Astronauts make spacewalk at international space station

Two astronauts went out on a spacewalk at the international space station on Friday, picking up where the shuttle Discovery crew left off just days ago.

Commander Peggy Whitson and her Russian crewmate, Yuri Malenchenko, spent seven hours outside getting the space station's newest addition ready for its big move. They should have performed the spacewalk during Discovery's visit, but the work was put off after a solar wing ripped and demanded immediate attention.

The two cleared cables from the spot where the Harmony compartment will be relocated next week, and unfastened or plugged in nearly 40 power and data connections. It was a struggle to loosen some of them.

"You think somebody glued these on?" asked Whitson as she used brute force to free the connections.

"Looks like for the next (spacewalk) we'll need one of those hydraulic jaws-of-life machines," observed astronaut Daniel Tani, who orchestrated the spacewalk from inside.

Harmony, a pressurized chamber the size of a school bus, was delivered by Discovery late last month and installed in a temporary location.

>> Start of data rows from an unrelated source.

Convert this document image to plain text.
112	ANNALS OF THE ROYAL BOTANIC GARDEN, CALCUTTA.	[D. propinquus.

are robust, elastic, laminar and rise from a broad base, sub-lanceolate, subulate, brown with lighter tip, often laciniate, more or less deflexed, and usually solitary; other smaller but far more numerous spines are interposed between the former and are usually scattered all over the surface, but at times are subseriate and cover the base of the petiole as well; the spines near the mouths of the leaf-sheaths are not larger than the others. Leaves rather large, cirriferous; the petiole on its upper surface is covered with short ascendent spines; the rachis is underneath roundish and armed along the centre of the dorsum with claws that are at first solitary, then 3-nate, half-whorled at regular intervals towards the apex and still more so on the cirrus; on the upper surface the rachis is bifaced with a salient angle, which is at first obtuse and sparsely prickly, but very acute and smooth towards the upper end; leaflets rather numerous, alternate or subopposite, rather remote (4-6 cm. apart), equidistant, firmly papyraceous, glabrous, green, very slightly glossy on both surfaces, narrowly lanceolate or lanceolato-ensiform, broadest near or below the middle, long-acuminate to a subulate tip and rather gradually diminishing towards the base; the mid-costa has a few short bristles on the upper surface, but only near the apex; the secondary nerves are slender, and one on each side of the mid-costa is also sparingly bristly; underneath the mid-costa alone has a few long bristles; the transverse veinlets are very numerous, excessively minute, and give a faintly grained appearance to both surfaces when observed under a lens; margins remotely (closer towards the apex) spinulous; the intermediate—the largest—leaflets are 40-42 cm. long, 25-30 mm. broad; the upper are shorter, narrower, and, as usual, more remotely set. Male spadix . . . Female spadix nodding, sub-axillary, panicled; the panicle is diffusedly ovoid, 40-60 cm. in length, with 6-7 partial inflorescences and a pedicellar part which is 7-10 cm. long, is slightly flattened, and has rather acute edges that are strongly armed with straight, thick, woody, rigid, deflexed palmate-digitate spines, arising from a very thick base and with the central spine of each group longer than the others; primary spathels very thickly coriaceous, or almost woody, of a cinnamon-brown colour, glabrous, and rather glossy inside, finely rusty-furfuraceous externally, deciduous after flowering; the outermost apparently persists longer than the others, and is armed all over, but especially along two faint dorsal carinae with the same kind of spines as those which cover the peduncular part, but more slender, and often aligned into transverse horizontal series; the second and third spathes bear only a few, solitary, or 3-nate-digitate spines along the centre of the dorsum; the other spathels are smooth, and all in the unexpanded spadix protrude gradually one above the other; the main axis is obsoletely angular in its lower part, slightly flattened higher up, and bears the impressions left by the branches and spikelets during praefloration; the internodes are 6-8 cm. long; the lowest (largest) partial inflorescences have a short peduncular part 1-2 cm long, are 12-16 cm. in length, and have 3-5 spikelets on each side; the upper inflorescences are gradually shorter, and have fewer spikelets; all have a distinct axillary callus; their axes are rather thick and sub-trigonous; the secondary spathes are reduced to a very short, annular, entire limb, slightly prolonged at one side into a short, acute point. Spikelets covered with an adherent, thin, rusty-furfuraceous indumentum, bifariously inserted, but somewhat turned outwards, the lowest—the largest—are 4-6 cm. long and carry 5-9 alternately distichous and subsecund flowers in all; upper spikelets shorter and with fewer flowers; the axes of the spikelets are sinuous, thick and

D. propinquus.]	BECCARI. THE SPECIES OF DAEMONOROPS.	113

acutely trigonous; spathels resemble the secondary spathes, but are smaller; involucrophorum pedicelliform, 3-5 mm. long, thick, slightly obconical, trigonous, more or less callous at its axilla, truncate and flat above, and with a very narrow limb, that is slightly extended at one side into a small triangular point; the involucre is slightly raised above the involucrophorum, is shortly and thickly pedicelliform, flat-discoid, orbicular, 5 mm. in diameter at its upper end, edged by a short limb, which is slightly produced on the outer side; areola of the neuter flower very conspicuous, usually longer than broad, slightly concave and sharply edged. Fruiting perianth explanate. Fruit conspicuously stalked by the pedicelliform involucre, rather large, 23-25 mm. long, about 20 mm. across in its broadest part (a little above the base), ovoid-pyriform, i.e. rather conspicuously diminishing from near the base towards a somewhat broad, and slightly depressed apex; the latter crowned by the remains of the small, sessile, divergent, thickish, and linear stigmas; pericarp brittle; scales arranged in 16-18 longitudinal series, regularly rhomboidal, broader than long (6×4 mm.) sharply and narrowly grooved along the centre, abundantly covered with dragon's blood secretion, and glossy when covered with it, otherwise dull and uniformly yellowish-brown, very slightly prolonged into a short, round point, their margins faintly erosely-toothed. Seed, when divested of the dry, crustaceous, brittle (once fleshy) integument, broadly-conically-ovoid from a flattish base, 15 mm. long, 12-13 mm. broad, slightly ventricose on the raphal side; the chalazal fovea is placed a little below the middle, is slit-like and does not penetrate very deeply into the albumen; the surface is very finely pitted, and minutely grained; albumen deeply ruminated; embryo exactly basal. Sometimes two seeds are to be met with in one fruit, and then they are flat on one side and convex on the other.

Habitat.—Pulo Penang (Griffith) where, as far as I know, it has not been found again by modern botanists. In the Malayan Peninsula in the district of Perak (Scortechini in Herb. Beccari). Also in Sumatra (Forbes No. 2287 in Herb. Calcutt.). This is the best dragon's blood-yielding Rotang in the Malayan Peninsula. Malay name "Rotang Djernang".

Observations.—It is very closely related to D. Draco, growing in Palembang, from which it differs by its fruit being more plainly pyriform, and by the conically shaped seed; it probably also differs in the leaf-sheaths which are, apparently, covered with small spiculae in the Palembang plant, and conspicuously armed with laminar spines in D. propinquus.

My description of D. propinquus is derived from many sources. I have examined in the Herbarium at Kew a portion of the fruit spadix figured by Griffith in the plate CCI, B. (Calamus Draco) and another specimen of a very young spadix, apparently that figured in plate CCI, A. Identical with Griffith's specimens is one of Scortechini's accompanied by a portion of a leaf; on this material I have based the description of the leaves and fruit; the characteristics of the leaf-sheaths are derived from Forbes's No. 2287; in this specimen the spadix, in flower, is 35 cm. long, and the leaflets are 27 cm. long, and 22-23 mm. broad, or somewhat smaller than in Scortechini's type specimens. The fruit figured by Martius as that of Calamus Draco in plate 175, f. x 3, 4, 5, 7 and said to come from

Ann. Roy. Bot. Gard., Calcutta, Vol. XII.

Harmony will serve as the docking port for European and Japanese laboratories.

Before NASA can launch its next shuttle mission, Harmony must be repositioned at the space station, a job that will require two more spacewalks and extensive robotic work over the next two weeks.

There is so much to do that the three space station residents will get only one day off a week for the foreseeable future.

Friday's spacewalk got the crew off to a good start. The only trouble, other than tight connectors, was a hand rail that could not be bolted down and flaking-type damage to the mittens over Malenchenko's gloves, possibly a manufacturing defect. Both spacewalkers wore mittens to protect their gloves from ripping on sharp station edges, an increasingly common problem for astronauts.

They lugged back inside the protective cover from Harmony that they had removed and folded up. "Looking through the window here all I can see is a big aluminum foil," Tani said. "It looks like turkey cooking in the oven."

The European laboratory, Columbus, is supposed to fly up on Atlantis as early as December.

NASA wants to launch Columbus and the Japanese lab Kibo, or Hope, as soon as possible after so many years of delay. The 2003 Columbia disaster put everything on hold for more than two years, and continued problems with insulating foam falling off the fuel tank further stalled the flights.

Adding to the pressure is a looming 2010 deadline for retiring the remaining three space shuttles and finishing space station construction.

If the mangled solar wing had not been fixed, the labs would have faced further delay. But the space station's power system still is not up to par - a joint needed to turn another set of solar wings is clogged with steel grit because of grinding parts.

"I'm taking it one day at a time, and today was another big step in the direction" of a Dec. 6 launch for Atlantis, said flight director Derek Hassmann. NASA planned to move Atlantis to the launch pad on Saturday.

Whitson is the first woman to serve as the space station's commander. Both she and Malenchenko are one month into a six-month stay.

Discovery undocked from the space station Monday and landed Wednesday. The 15-day mission was highlighted by a dramatic spacewalk to save the torn solar wing, a successful operation that propelled the astronauts into the headlines and space history books. They received a presidential welcome upon their return to Houston on Thursday.